Photo of Jérémy Gagné

Jérémy Gagné

Profile and significance

Jérémy Gagné is an emerging Canadian freeski rider from Stoneham, Québec, working his way from national circuits to regular World Cup starts in slopestyle and big air. A graduate of the Stoneham Acrobatic Ski Club, he joined Freestyle Canada’s NextGen group in 2023 and quickly converted junior promise into senior-level consistency. In 2023 he closed out the domestic season as overall Toyo Canada Cup freestyle champion, then carried that momentum onto bigger stages with top-16 World Cup finishes the next winter. His appeal is straightforward and durable: readable difficulty at full speed. Approaches are squared early, grabs are functional rather than decorative, and landings keep enough speed to let the next decision arrive on time.



Competitive arc and key venues

Gagné’s résumé charts a steady climb. After NorAm podiums in 2022–23, he stepped into the 2023–24 World Cup with credible finishes, including 15th in slopestyle at Stubai and 13th in big air at Chur. He returned to North America with a 13th in slopestyle at Mammoth Mountain, proof that his habits translate across course designs and snowpacks. In 2025 he added major-championship experience at the Freestyle World Championships in St. Moritz, posting a complete three-run series in big air and finishing in the top 30 overall. He also lined up at the Stoneham World Cup slopestyle at home and started at the U.S. Grand Prix stop at Buttermilk in Aspen—venues that reward broadcast composure as much as trick lists. Venues tell part of his story. Early repetitions at Stoneham and nearby Le Relais built edge honesty and quick setups on firm laps; World Cup blocks at Mammoth Mountain and Aspen’s Buttermilk added the precision and pacing that televised courses demand; Québec’s scene-driven gatherings at Vallée du Parc reinforced line design under the pressure of a live crowd.



How they ski: what to watch for

Gagné skis with deliberate economy. On rails he centers mass on contact and locks in decisively, which turns surface swaps into clean, finished shapes rather than wobble. Exits protect momentum so the next feature arrives naturally. On jumps he manages spin speed with deep, stabilizing grabs—safety, tail, or blunt depending on axis—arriving early enough to quiet rotation and keep hips stacked over the feet. Directional variety shows up without breaking cadence; forward and switch, left and right, the choices serve the line instead of a checklist. If you’re watching in real time, track spacing between moves and the length of the grab—two cues that explain why his bigger tricks look unhurried.



Resilience, filming, and influence

World Cup winters are long and unforgiving, with travel, variable weather, and changing course radii week to week. Gagné’s consistency comes from process. He treats the grab as a control input, not a flourish; he “finishes” spins with time to ride out centered; and he trims speed with small, on-purpose checks that do not spill into the landing. Those habits helped him stack respectable results early in his World Cup life and made his clips easy to present at normal speed. At home, appearances at community-led sessions in Québec keep him visible to developing riders who value a blueprint more than a highlight reel: smooth entries, clean exits, and lines that hold their shape from first feature to last.



Geography that built the toolkit

Place explains the feel of his skiing. The Québec City corridor provides dense repetition across two complementary hills: Stoneham for longer laps, night sessions, and contest-style sections; Le Relais for compact in-runs, efficient rail gardens, and high-frequency practice. Add spring missions and national-team camps at larger venues like Mammoth Mountain and televised stages at Buttermilk, and you get a toolkit that survives different snowpacks and approach angles without changing its identity.
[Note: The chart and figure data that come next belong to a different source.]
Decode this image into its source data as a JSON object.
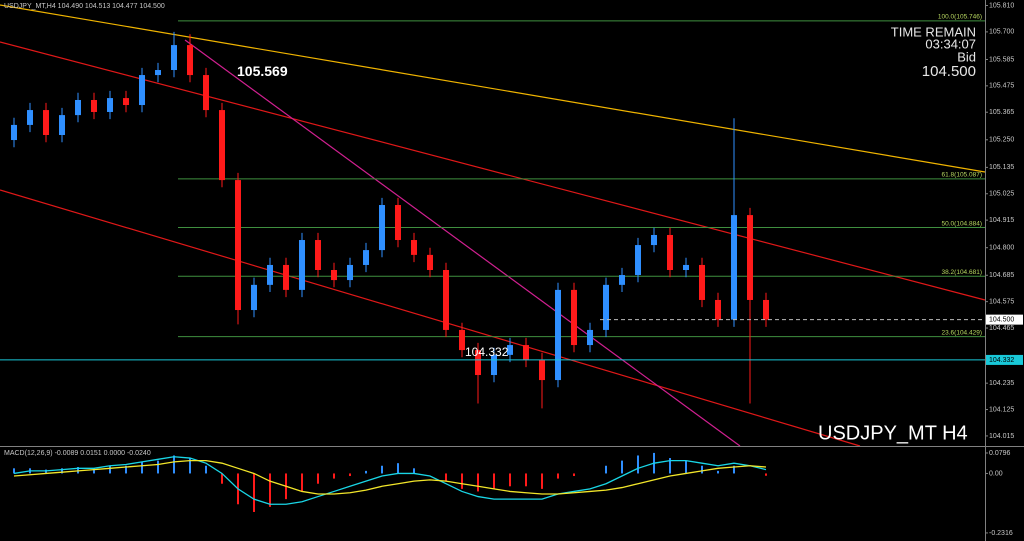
{
  "chart_data": [
    {
      "type": "candlestick",
      "title": "USDJPY_MT,H4 104.490 104.513 104.477 104.500",
      "watermark": "USDJPY_MT H4",
      "timer_label": "TIME REMAIN",
      "timer": "03:34:07",
      "bid_label": "Bid",
      "bid": {
        "value": 104.5,
        "label": "104.500"
      },
      "up_color": "#2f8fff",
      "down_color": "#ff1a1a",
      "open": [
        105.249,
        105.312,
        105.374,
        105.27,
        105.353,
        105.416,
        105.366,
        105.424,
        105.395,
        105.52,
        105.541,
        105.645,
        105.52,
        105.374,
        105.082,
        104.54,
        104.645,
        104.728,
        104.624,
        104.832,
        104.707,
        104.665,
        104.728,
        104.79,
        104.978,
        104.832,
        104.77,
        104.707,
        104.457,
        104.373,
        104.269,
        104.353,
        104.394,
        104.332,
        104.248,
        104.624,
        104.394,
        104.457,
        104.645,
        104.686,
        104.811,
        104.853,
        104.707,
        104.728,
        104.582,
        104.5,
        104.936,
        104.582
      ],
      "high": [
        105.342,
        105.404,
        105.404,
        105.383,
        105.446,
        105.446,
        105.454,
        105.454,
        105.55,
        105.571,
        105.7,
        105.69,
        105.55,
        105.404,
        105.112,
        104.675,
        104.758,
        104.758,
        104.862,
        104.862,
        104.737,
        104.758,
        104.82,
        105.008,
        105.008,
        104.862,
        104.8,
        104.737,
        104.487,
        104.403,
        104.383,
        104.424,
        104.424,
        104.362,
        104.654,
        104.654,
        104.487,
        104.675,
        104.716,
        104.841,
        104.883,
        104.883,
        104.758,
        104.758,
        104.612,
        105.34,
        104.966,
        104.612
      ],
      "low": [
        105.219,
        105.282,
        105.24,
        105.24,
        105.323,
        105.336,
        105.336,
        105.365,
        105.365,
        105.49,
        105.511,
        105.49,
        105.344,
        105.052,
        104.48,
        104.51,
        104.615,
        104.594,
        104.594,
        104.677,
        104.635,
        104.635,
        104.698,
        104.76,
        104.802,
        104.74,
        104.677,
        104.427,
        104.343,
        104.15,
        104.239,
        104.323,
        104.302,
        104.13,
        104.218,
        104.364,
        104.364,
        104.427,
        104.615,
        104.656,
        104.781,
        104.677,
        104.677,
        104.552,
        104.47,
        104.47,
        104.15,
        104.47
      ],
      "close": [
        105.312,
        105.374,
        105.27,
        105.353,
        105.416,
        105.366,
        105.424,
        105.395,
        105.52,
        105.541,
        105.645,
        105.52,
        105.374,
        105.082,
        104.54,
        104.645,
        104.728,
        104.624,
        104.832,
        104.707,
        104.665,
        104.728,
        104.79,
        104.978,
        104.832,
        104.77,
        104.707,
        104.457,
        104.373,
        104.269,
        104.353,
        104.394,
        104.332,
        104.248,
        104.624,
        104.394,
        104.457,
        104.645,
        104.686,
        104.811,
        104.853,
        104.707,
        104.728,
        104.582,
        104.5,
        104.936,
        104.582,
        104.5
      ],
      "ylim": [
        103.973,
        105.833
      ],
      "yticks": [
        {
          "value": 105.81,
          "label": "105.810"
        },
        {
          "value": 105.7,
          "label": "105.700"
        },
        {
          "value": 105.585,
          "label": "105.585"
        },
        {
          "value": 105.475,
          "label": "105.475"
        },
        {
          "value": 105.365,
          "label": "105.365"
        },
        {
          "value": 105.25,
          "label": "105.250"
        },
        {
          "value": 105.135,
          "label": "105.135"
        },
        {
          "value": 105.025,
          "label": "105.025"
        },
        {
          "value": 104.915,
          "label": "104.915"
        },
        {
          "value": 104.8,
          "label": "104.800"
        },
        {
          "value": 104.685,
          "label": "104.685"
        },
        {
          "value": 104.575,
          "label": "104.575"
        },
        {
          "value": 104.465,
          "label": "104.465"
        },
        {
          "value": 104.235,
          "label": "104.235"
        },
        {
          "value": 104.125,
          "label": "104.125"
        },
        {
          "value": 104.015,
          "label": "104.015"
        }
      ],
      "fib_color": "#3f8f3f",
      "fib_levels": [
        {
          "value": 105.746,
          "label": "100.0(105.746)"
        },
        {
          "value": 105.087,
          "label": "61.8(105.087)"
        },
        {
          "value": 104.884,
          "label": "50.0(104.884)"
        },
        {
          "value": 104.681,
          "label": "38.2(104.681)"
        },
        {
          "value": 104.429,
          "label": "23.6(104.429)"
        }
      ],
      "annotations": [
        {
          "value": 105.569,
          "label": "105.569"
        },
        {
          "value": 104.332,
          "label": "104.332"
        }
      ]
    },
    {
      "type": "macd",
      "title": "MACD(12,26,9) -0.0089 0.0151 0.0000 -0.0240",
      "pos_color": "#2f8fff",
      "neg_color": "#ff1a1a",
      "values": [
        0.02,
        0.02,
        0.015,
        0.02,
        0.025,
        0.02,
        0.03,
        0.03,
        0.045,
        0.05,
        0.07,
        0.06,
        0.03,
        -0.04,
        -0.12,
        -0.15,
        -0.13,
        -0.1,
        -0.07,
        -0.04,
        -0.02,
        -0.01,
        0.01,
        0.03,
        0.04,
        0.02,
        0.0,
        -0.03,
        -0.06,
        -0.07,
        -0.06,
        -0.05,
        -0.05,
        -0.06,
        -0.02,
        -0.01,
        0.0,
        0.03,
        0.05,
        0.07,
        0.08,
        0.06,
        0.05,
        0.03,
        0.01,
        0.03,
        0.0,
        -0.009
      ],
      "series": [
        {
          "color": "#19d6e6",
          "values": [
            0.0,
            0.01,
            0.01,
            0.015,
            0.02,
            0.02,
            0.03,
            0.035,
            0.045,
            0.055,
            0.065,
            0.06,
            0.04,
            0.0,
            -0.06,
            -0.1,
            -0.12,
            -0.12,
            -0.11,
            -0.09,
            -0.07,
            -0.05,
            -0.03,
            -0.01,
            0.0,
            0.0,
            -0.01,
            -0.04,
            -0.07,
            -0.09,
            -0.1,
            -0.1,
            -0.1,
            -0.1,
            -0.08,
            -0.07,
            -0.06,
            -0.04,
            -0.01,
            0.02,
            0.04,
            0.05,
            0.05,
            0.04,
            0.03,
            0.04,
            0.03,
            0.015
          ]
        },
        {
          "color": "#f2e62a",
          "values": [
            -0.01,
            -0.005,
            0.0,
            0.005,
            0.01,
            0.015,
            0.02,
            0.025,
            0.03,
            0.035,
            0.045,
            0.05,
            0.05,
            0.04,
            0.02,
            0.0,
            -0.03,
            -0.05,
            -0.07,
            -0.08,
            -0.08,
            -0.075,
            -0.065,
            -0.05,
            -0.04,
            -0.03,
            -0.025,
            -0.03,
            -0.04,
            -0.05,
            -0.06,
            -0.07,
            -0.075,
            -0.08,
            -0.08,
            -0.075,
            -0.07,
            -0.065,
            -0.055,
            -0.04,
            -0.025,
            -0.01,
            0.0,
            0.01,
            0.02,
            0.025,
            0.03,
            0.025
          ]
        }
      ],
      "ylim": [
        -0.263,
        0.103
      ],
      "yticks": [
        0.0796,
        {
          "value": 0,
          "label": "0.00"
        },
        -0.2316
      ]
    }
  ]
}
Equipment and partners: practical takeaways

Gagné’s partner mix reflects rider-led culture and repeatable feel. Shop support from Québec institution D-Structure keeps his setups tuned and reliable. Outerwear and streetwear from Vulgus match a day-after-day filming and training rhythm, while Armada provides park-capable platforms with predictable swing weight and pop. For progressing skiers, the lesson is category fit over model names: symmetrical or near-symmetrical park skis mounted so presses feel natural without sacrificing takeoff stability; fast bases so cadence doesn’t depend on perfect weather; and edges sharp enough to hold on steel yet softened at contact points to avoid surprise bites on swaps.



Why fans and progressing skiers care

Jérémy Gagné matters because he turns the modern freeski syllabus into something most riders can study and copy. Domestic titles, credible World Cup finishes, and major-event reps show a ceiling still rising; the mechanics—early commitments, functional grabs, centered landings—make the skiing readable at full speed. For viewers, that means runs worth replaying. For skiers, it’s a checklist you can practice on your next lap: square the approach, use the grab to stabilize the axis, finish the trick with time to spare, and leave every feature with enough speed for the next move.